O Papa Francisco exigiu que se “atue com determinação” diante dos abusos sexuais cometidos por religiosos, ao receber nesta sexta-feira 5, no Vaticano, os membros da Congregação para a Doutrina da Fé, encarregada de tais denúncias.
“O Santo Padre recomendou, em particular, o prosseguimento da linha de seu antecessor Bento XVI de agir com determinação nos casos de abusos sexuais”, indicou em um comunicado o Vaticano.
É a primeira vez que o pontífice latino-americano se pronuncia sobre as milhares de denúncias em todo o mundo contra padres pedófilos.
O Papa confirmou que preconizará a tolerância zero, como Bento XVI, e convidou a hierarquia da Igreja a promover “acima de tudo medidas de proteção dos menores”, ressalta a nota divulgada pelo gabinete de imprensa da Santa Sé.
Francisco também pediu para que “todos aqueles que foram vítimas de violência no passado sejam ajudados”.
O novo pontífice, eleito no dia 13 de março para substituir Bento XVI após sua renúncia, pediu para que sejam impulsionados “os procedimentos devidos contra os culpados”.
Também convidou as conferências episcopais de todos os países a “formular e cumprir” as diretrizes estabelecidas e reiterou que “reza de modo particular” pelo sofrimento das vítimas de abusos.
O escândalo dos sacerdotes que abusaram de crianças e adolescentes explodiu primeiro nos Estados Unidos no início dos anos 2000. Depois afetou as Igrejas de vários países da Europa, sobretudo da Irlanda, onde foram registrados milhares de casos de abusos.
A maior parte dos casos data das últimas décadas, mas outro crime ainda viria se somar ao cometido pelos sacerdotes: o silêncio que cobria os atos. Alguns padres eram transferidos ou protegidos pelos prelados.
A Igreja da América Latina também conheceu uma série de escândalos.
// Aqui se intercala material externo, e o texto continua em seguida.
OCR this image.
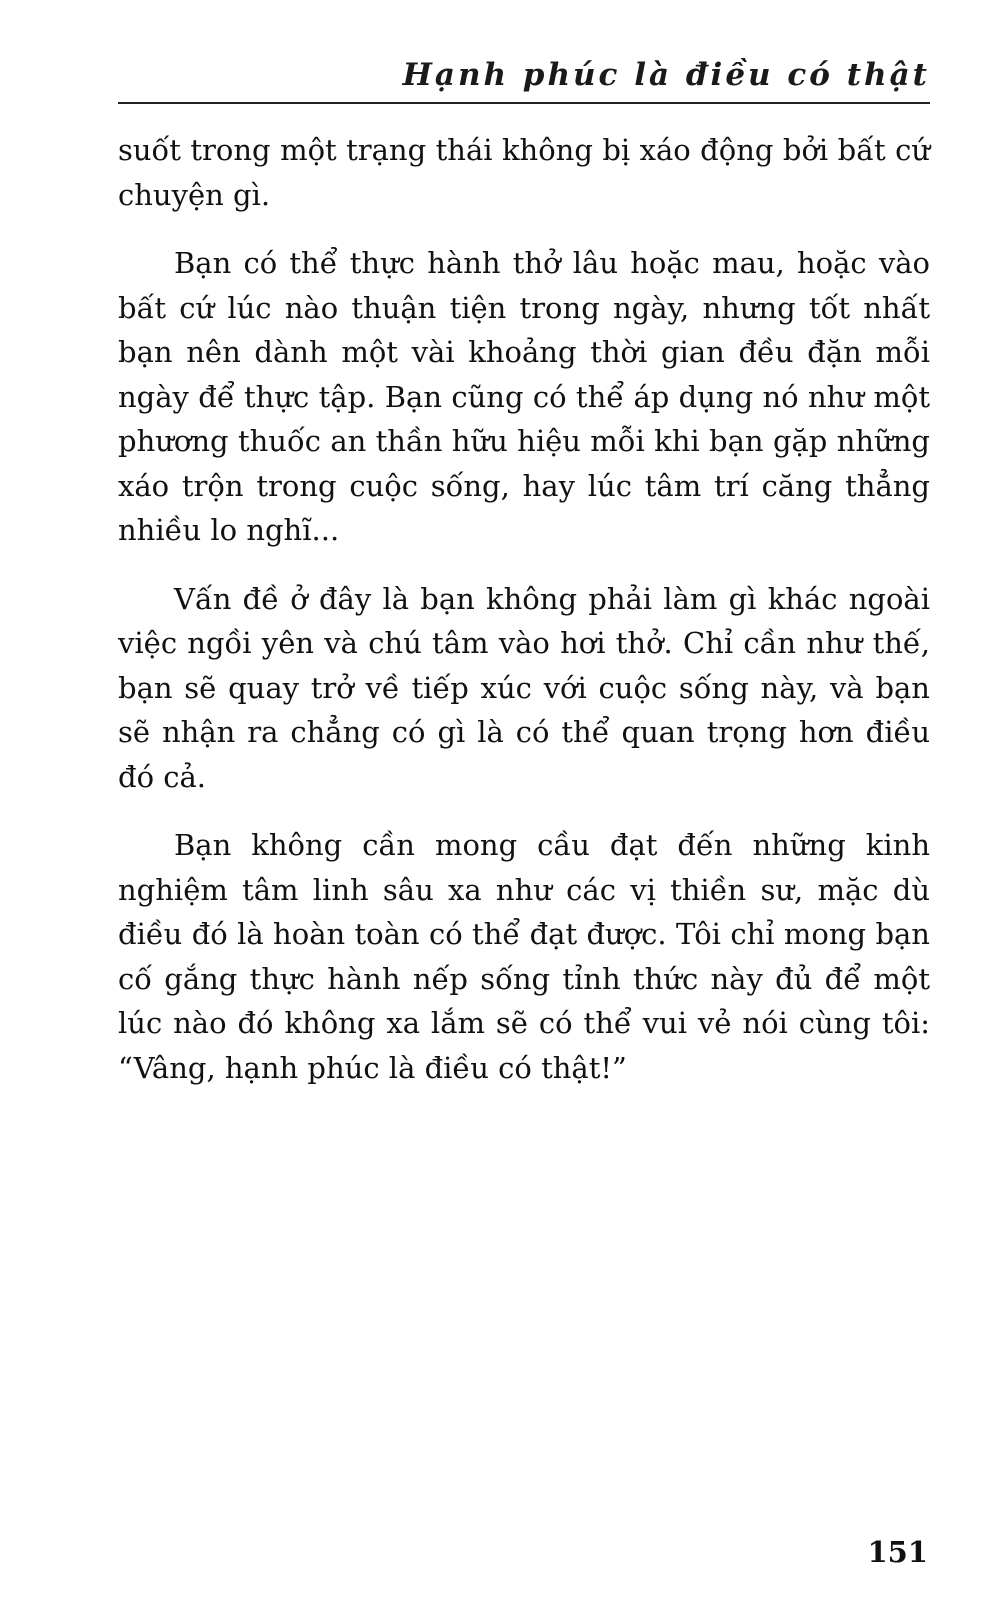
Hạnh phúc là điều có thật

suốt trong một trạng thái không bị xáo động bởi bất cứ chuyện gì.

Bạn có thể thực hành thở lâu hoặc mau, hoặc vào bất cứ lúc nào thuận tiện trong ngày, nhưng tốt nhất bạn nên dành một vài khoảng thời gian đều đặn mỗi ngày để thực tập. Bạn cũng có thể áp dụng nó như một phương thuốc an thần hữu hiệu mỗi khi bạn gặp những xáo trộn trong cuộc sống, hay lúc tâm trí căng thẳng nhiều lo nghĩ...

Vấn đề ở đây là bạn không phải làm gì khác ngoài việc ngồi yên và chú tâm vào hơi thở. Chỉ cần như thế, bạn sẽ quay trở về tiếp xúc với cuộc sống này, và bạn sẽ nhận ra chẳng có gì là có thể quan trọng hơn điều đó cả.

Bạn không cần mong cầu đạt đến những kinh nghiệm tâm linh sâu xa như các vị thiền sư, mặc dù điều đó là hoàn toàn có thể đạt được. Tôi chỉ mong bạn cố gắng thực hành nếp sống tỉnh thức này đủ để một lúc nào đó không xa lắm sẽ có thể vui vẻ nói cùng tôi: “Vâng, hạnh phúc là điều có thật!”

151
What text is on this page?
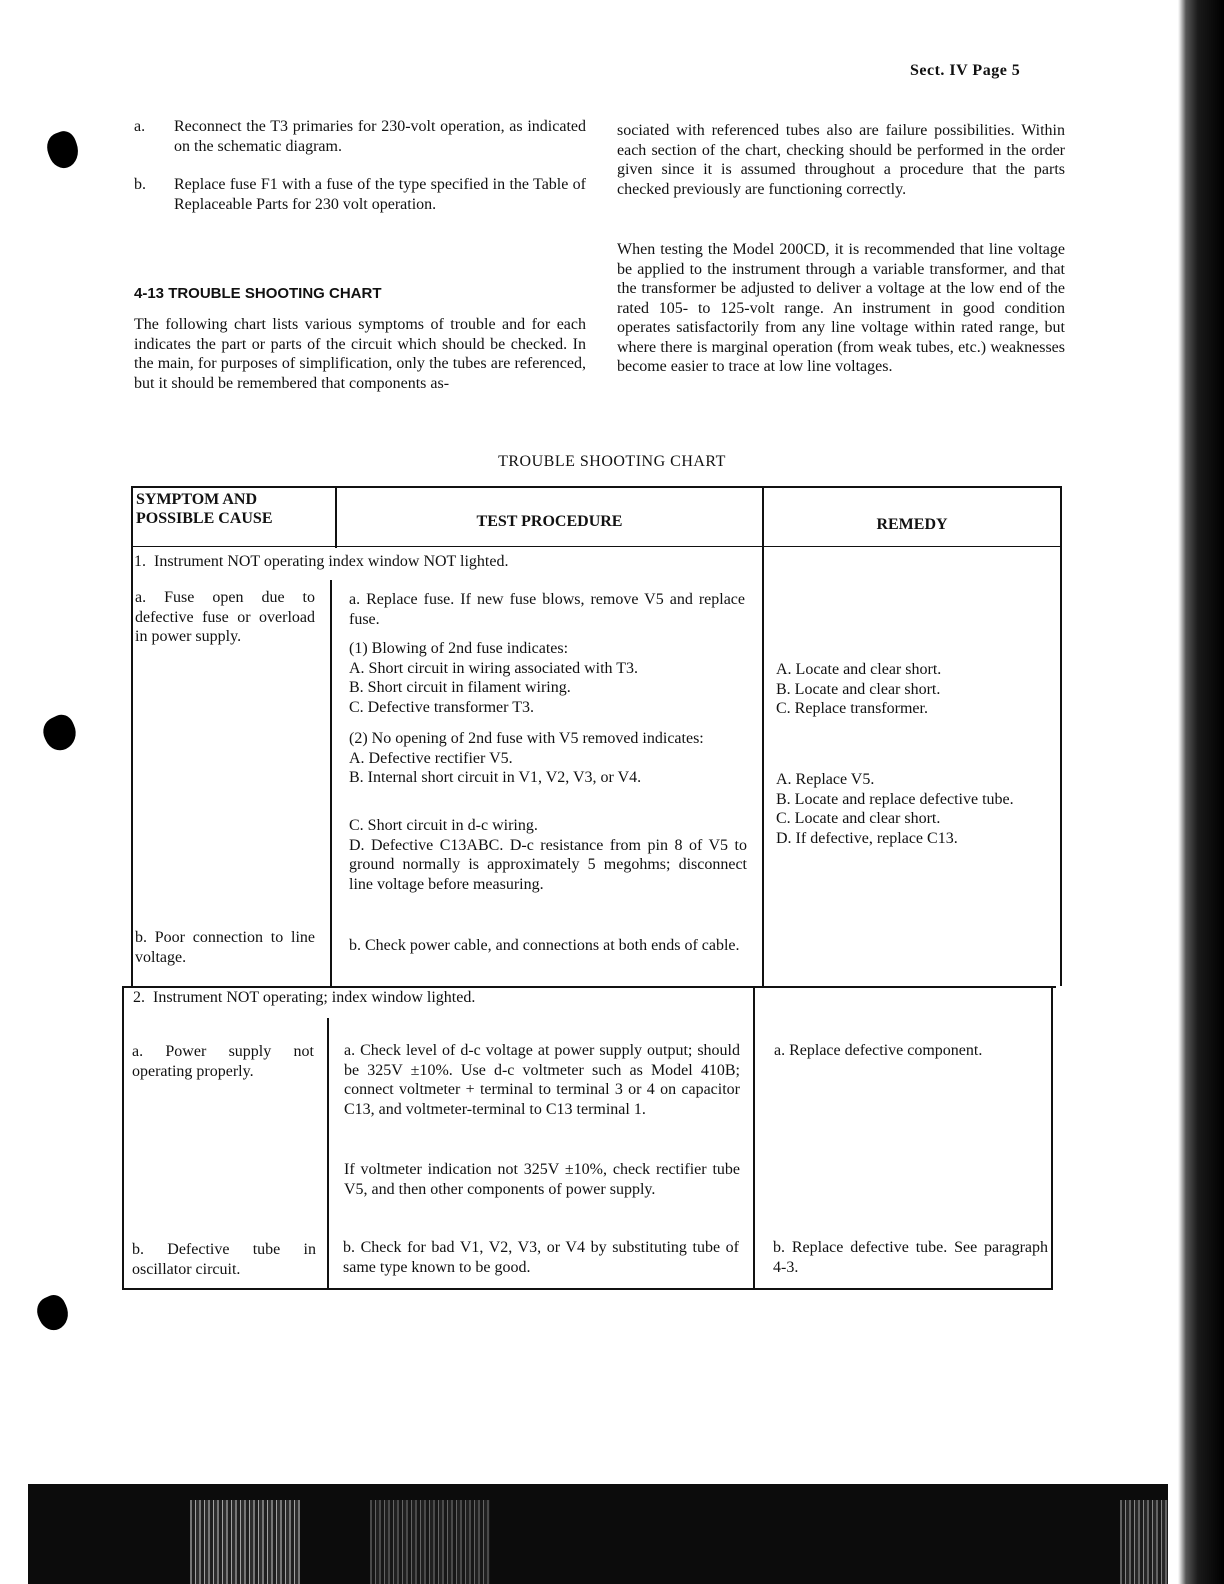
Sect. IV Page 5
a. Reconnect the T3 primaries for 230-volt operation, as indicated on the schematic diagram.
b. Replace fuse F1 with a fuse of the type specified in the Table of Replaceable Parts for 230 volt operation.
4-13 TROUBLE SHOOTING CHART
The following chart lists various symptoms of trouble and for each indicates the part or parts of the circuit which should be checked. In the main, for purposes of simplification, only the tubes are referenced, but it should be remembered that components as-
sociated with referenced tubes also are failure possibilities. Within each section of the chart, checking should be performed in the order given since it is assumed throughout a procedure that the parts checked previously are functioning correctly.
When testing the Model 200CD, it is recommended that line voltage be applied to the instrument through a variable transformer, and that the transformer be adjusted to deliver a voltage at the low end of the rated 105- to 125-volt range. An instrument in good condition operates satisfactorily from any line voltage within rated range, but where there is marginal operation (from weak tubes, etc.) weaknesses become easier to trace at low line voltages.
TROUBLE SHOOTING CHART
SYMPTOM AND
POSSIBLE CAUSE	TEST PROCEDURE	REMEDY
1.  Instrument NOT operating index window NOT lighted.
a. Fuse open due to defective fuse or overload in power supply.
a. Replace fuse. If new fuse blows, remove V5 and replace fuse.
(1) Blowing of 2nd fuse indicates:
A. Short circuit in wiring associated with T3.
B. Short circuit in filament wiring.
C. Defective transformer T3.
A. Locate and clear short.
B. Locate and clear short.
C. Replace transformer.
(2) No opening of 2nd fuse with V5 removed indicates:
A. Defective rectifier V5.
B. Internal short circuit in V1, V2, V3, or V4.
C. Short circuit in d-c wiring.
D. Defective C13ABC. D-c resistance from pin 8 of V5 to ground normally is approximately 5 megohms; disconnect line voltage before measuring.
A. Replace V5.
B. Locate and replace defective tube.
C. Locate and clear short.
D. If defective, replace C13.
b. Poor connection to line voltage.
b. Check power cable, and connections at both ends of cable.
2.  Instrument NOT operating; index window lighted.
a. Power supply not operating properly.
a. Check level of d-c voltage at power supply output; should be 325V ±10%. Use d-c voltmeter such as Model 410B; connect voltmeter + terminal to terminal 3 or 4 on capacitor C13, and voltmeter-terminal to C13 terminal 1.
If voltmeter indication not 325V ±10%, check rectifier tube V5, and then other components of power supply.
a. Replace defective component.
b. Defective tube in oscillator circuit.
b. Check for bad V1, V2, V3, or V4 by substituting tube of same type known to be good.
b. Replace defective tube. See paragraph 4-3.
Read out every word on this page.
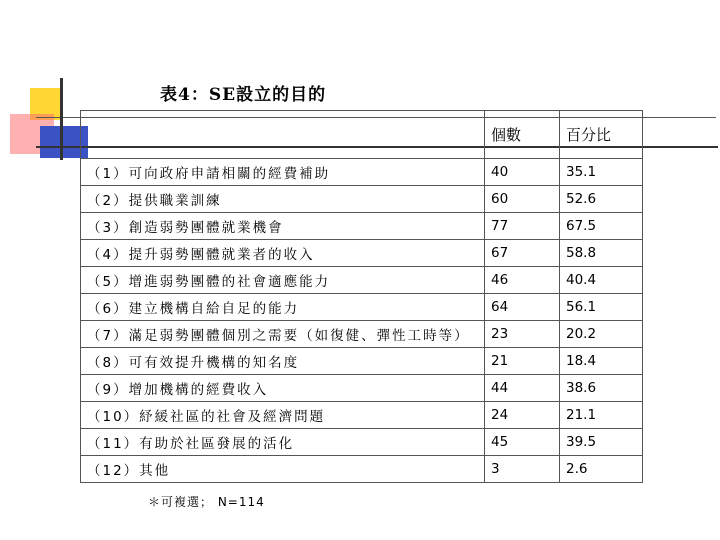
表4：SE設立的目的
	個數	百分比
（1）可向政府申請相關的經費補助	40	35.1
（2）提供職業訓練	60	52.6
（3）創造弱勢團體就業機會	77	67.5
（4）提升弱勢團體就業者的收入	67	58.8
（5）增進弱勢團體的社會適應能力	46	40.4
（6）建立機構自給自足的能力	64	56.1
（7）滿足弱勢團體個別之需要（如復健、彈性工時等）	23	20.2
（8）可有效提升機構的知名度	21	18.4
（9）增加機構的經費收入	44	38.6
（10）紓緩社區的社會及經濟問題	24	21.1
（11）有助於社區發展的活化	45	39.5
（12）其他	3	2.6
＊可複選； N=114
O mais famoso foi o do fundador mexicano do movimento conservador dos Legionários de Cristo, Marcial Maciel, também culpado de abusos sexuais.
O papa Bento XVI pediu perdão em várias ocasiões em nome da Igreja às vítimas e impulsionou a tolerância zero. Em maio de 2011, a Congregação para a Doutrina da Fé deu o prazo de um ano às conferências episcopais do mundo inteiro para adotarem as diretrizes em matéria de luta contra a pedofilia, que envolvem colaborar com a justiça civil.
O promotor para a luta contra os casos de pedofilia, Monsenhor Charles Scicluna, indicou recentemente à Agência de Informações sobre o Vaticano I.Media que “em meados de setembro, 75% das conferências episcopais enviaram uma resposta”.
( http://www.cartacapital.com.br/internacional/papa-exige-determinacao-diante-da-pedofilia/ )

 

 

O celibato imposto, pode até não ser a causa direta dos abusos sexuais por parte dos padres pedófilos, mas que existe uma cultura que leva a casos de desvio sexual (pedofilia, homossexualismo, misoginia,...) na igreja romana, isso parece mais que evidente.
Por outro lado, os episódios de pedofilia que, pouco a pouco, vão-se manifestando por todo o mundo, evidenciam contradições estruturais da instituição Igreja. É claro que cada pedófilo deve responder individualmente perante as vítimas e perante a justiça, mas a responsabilidade individual não absolve a responsabilidade da instituição.
Bento XVI e agora o Papa Francisco, bem como grande parte dos bispos, falam de tolerância zero para com os padres pedófilos, curiosamente utilizando uma linguagem de extrema direita, mas ignoram a procura das raízes do fenômeno na estrutura da própria instituição eclesial. Tinha que ser aí mesmo, na estrutura do sagrado, que se deveria aplicar a tolerância zero.
É por demais conhecida a relação estreita entre sexo e poder. Já para os gregos e romanos o falo era símbolo do poder. Na Roma antiga, as dimensões e a forma do pénis não raramente favoreciam a carreira militar e política. Tudo o que se ergue parece ter uma referência fálica. Obeliscos, campanários, torres, o báculo, a pastoral, a mitra episcopal, que coisa são se não símbolos fálicos?! Não é por acaso que na igreja romana o poder é reservado ao sexo masculino e negado em absoluto às mulheres. A pedofilia é interna a esta relação entre sexo e poder. Quem procura crianças para satisfazer o seu apetite sexual, fá-lo para exprimir a própria sede de domínio para com uma criatura mais frágil. É esta sede de domínio a raiz mais profunda da pedofilia. É esta sede de domínio que deveria ser extirpada da estrutura do sagrado.
É hora de restituir ao cristianismo o sentido da libertação do sagrado, enquanto realidade separada, libertação não apenas de opressões econômicas e políticas, mas também psicológicas, ético-morais, simbólicas. Talvez a pedofilia não desapareça de vez, mas sem dúvida sofrerá um golpe profundo e não apenas os padres pedófilos.

HIPERLINKS:
* VÍTIMAS DA PEDOFILIA: UMA METÁFORA DO CATÓLICO PERFEITO
* A pedofilia é endémica à Igreja romana?
* Pedofilia e contradições estruturais da Igreja Católica Romana
*Pedofilia: Igreja católica entre o silêncio cúmplice e o delírio
* "Religiosos e pedofilia, um pecado de poder"
* Pedofilia na Igreja: o sol ainda gira em volta da terra?
* O pecado da Igreja romana
* O inconsciente da Igreja
*Há correlação entre celibato e pedofilia?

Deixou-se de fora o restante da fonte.